Matz reminded that low-income credit unions can already raise and count secondary capital and that a working group assembled earlier by the agency has focused on this.
She said the working group is also discussing potential legislative and regulatory changes benefiting all credit unions interested in raising supplemental capital.
NAFCU has long urged NCUA to take steps under its current authority to allow for supplemental capital, and it is seeking legislation addressing this and other issues to ensure a workable capital regime for all credit unions. At the same time, the association continues to have serious concerns about the agency's risk-based capital proposal and has urged its withdrawal.
One bill, introduced in the House this February, would give credit unions access to supplemental capital that preserves mutuality – an element of comprehensive capital reform NAFCU is seeking from Congress.
Matz, in other remarks at Annual Conference, addressed the agency's plans to:
- eliminate the 5 percent fixed-assets cap;
- propose more changes to field-of-membership rules to broaden community charters, improve occupational charters and streamline processes for adding new members;
- finalize an asset securitization rule;
- move forward on its proposal on member business lending; and
- define a "small" credit union as one with less than $100 million in assets.
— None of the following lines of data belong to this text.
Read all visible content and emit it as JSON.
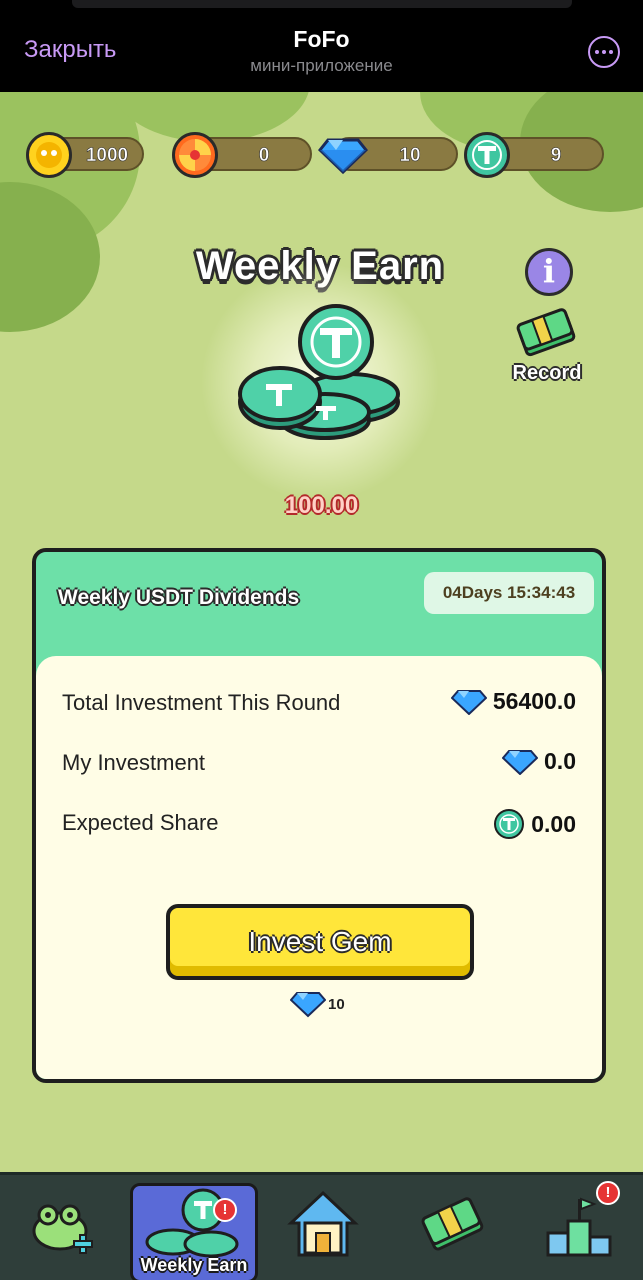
{
  "telegram": {
    "close_label": "Закрыть",
    "app_title": "FoFo",
    "app_subtitle": "мини-приложение"
  },
  "resources": [
    {
      "name": "coins",
      "icon": "gold-coin-icon",
      "value": "1000"
    },
    {
      "name": "candy",
      "icon": "candy-icon",
      "value": "0"
    },
    {
      "name": "gems",
      "icon": "diamond-icon",
      "value": "10"
    },
    {
      "name": "usdt",
      "icon": "usdt-icon",
      "value": "9"
    }
  ],
  "page": {
    "title": "Weekly Earn",
    "info_icon": "info-icon",
    "record_label": "Record",
    "reward_amount": "100.00"
  },
  "card": {
    "title": "Weekly USDT Dividends",
    "timer": "04Days 15:34:43",
    "rows": [
      {
        "label": "Total Investment This Round",
        "value": "56400.0",
        "icon": "diamond-icon"
      },
      {
        "label": "My Investment",
        "value": "0.0",
        "icon": "diamond-icon"
      },
      {
        "label": "Expected Share",
        "value": "0.00",
        "icon": "usdt-icon"
      }
    ],
    "invest_button": "Invest Gem",
    "invest_cost": "10"
  },
  "nav": {
    "items": [
      {
        "name": "frog",
        "icon": "frog-icon",
        "label": ""
      },
      {
        "name": "weekly-earn",
        "icon": "usdt-stack-icon",
        "label": "Weekly Earn",
        "badge": "!"
      },
      {
        "name": "home",
        "icon": "home-icon",
        "label": ""
      },
      {
        "name": "cash",
        "icon": "money-icon",
        "label": ""
      },
      {
        "name": "leaderboard",
        "icon": "podium-icon",
        "label": "",
        "badge": "!"
      }
    ]
  },
  "colors": {
    "accent": "#c89af5",
    "card_green": "#6de0a8",
    "button_yellow": "#ffe63a",
    "nav_active": "#5a6ad7"
  }
}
She also briefly noted the agency's discussion with the Defense Department over the department's proposed Military Lending Act rule, which she said DoD may be ready to modify to ensure credit unions aren't impeded from serving servicemembers.
Carrie Hunt, NAFCU's senior vice president of government affairs and general counsel, said the association welcomes NCUA's efforts to provide credit unions relief from onerous rules. "We look forward to working with NCUA in ongoing efforts to ensure that regulation fosters safe, sound operations and allows credit unions the flexibility they need to thrive and serve members," she said.